BELIZE CITY, Wed. Nov. 15, 2023
The CCJ’s Consent Order of 2015 has recently become a topic of contention among non-Mayan villages in the Toledo District, and this week it also became a topic of extensive discussions among 23 area representatives, who delved into the details of the Maya Land Tenure Policy.
The meeting, which was planned and executed by the Ministry of Indigenous People’s Affairs, was hosted at the San Ignacio Hotel on Monday, November 14, and was aimed at providing area representatives with a better understanding of the issue, and enabling them to voice their concerns, and ask questions as deemed appropriate. At the meeting the area reps were also able to discuss the court order and what it entails, how the government plans to implement it, as well as its historical context.
“The fact that even in the colonial administration, they had to consider reservations because of the issues of land tenure and land use in the south; now it has evolved and this is an independent country now; but what we are trying to do is to see how we are going to marry the land laws of our country, that we inherited from a colonial administration, how are we going to marry that, with having recognized that there is customary Maya land tenure. And also, what is it? A recent ruling of the Court of Appeal, just within the last two months, has said that the Maya Customary Land Tenure is like a different animal; it’s not the same as having what we call free, simple private ownership with full ownership and all the rights and everything,” said Minister of Indigenous Affairs, Dolores Balderamos Garcia.

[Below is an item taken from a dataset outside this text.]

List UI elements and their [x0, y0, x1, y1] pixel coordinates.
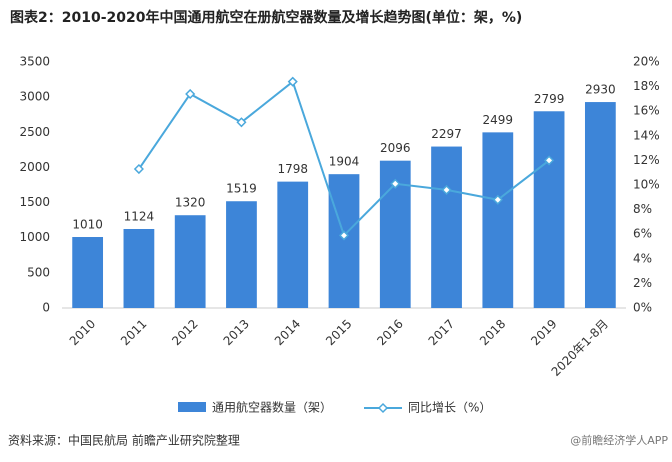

In fact, according to Garcia, there doesn’t appear to be any quick fix, and she says that the Government has a long way to go in addressing the issue, inclusive of the need to put in place the necessary administrative and legislative frameworks. According to Balderamos, this framework will be assembled with the goal of enabling government to pass laws to recognize communal land ownership in a way that does not impede or take away the rights of private landowners.
One of the bigger issues that came out of the discussions on Monday was concerns raised by several non-Mayan villages in the Toledo District a couple of weeks ago, regarding what they believe to be an increasing encroachment into their territory by Mayan villages. In her response to those claims, Minister Balderamos outrightly said that neither the Government nor the courts can force non-Mayan villages to accept communal land ownership, since it won’t apply due to their being non-Mayan.
“Now, if they are surrounded by Maya villages, then we would have to carve out a situation where the people of Manfredi and the people of Barranco can enjoy their land. And so there have been some misconceptions, and that is why we have to disabuse the notion, or the misconceptions that are there. The government is committed to making sure that all Belizeans enjoy a piece of our country,” said Balderamos.
Balderamos also set the record straight by saying that Mayan villages cannot claim Communal Land Rights to privately owned lands, and that the Government also wields the power to place a limit on how much land Mayan villages who have accepted the communal land ruling can claim. Balderamos reiterated that, while it is a sticky topic to address, and the outcome might not sit well with some of the parties involved, the ultimate goal of the Government is to protect the rights of all Belizeans, and to accommodate everyone who lives in the Toledo District.
The meeting also saw the participation of Senior Counsel Marshalleck, Commissioner of Indigenous Affairs, Greg Choc, and other relevant personnel from the Ministry of Indigenous People’s Affairs.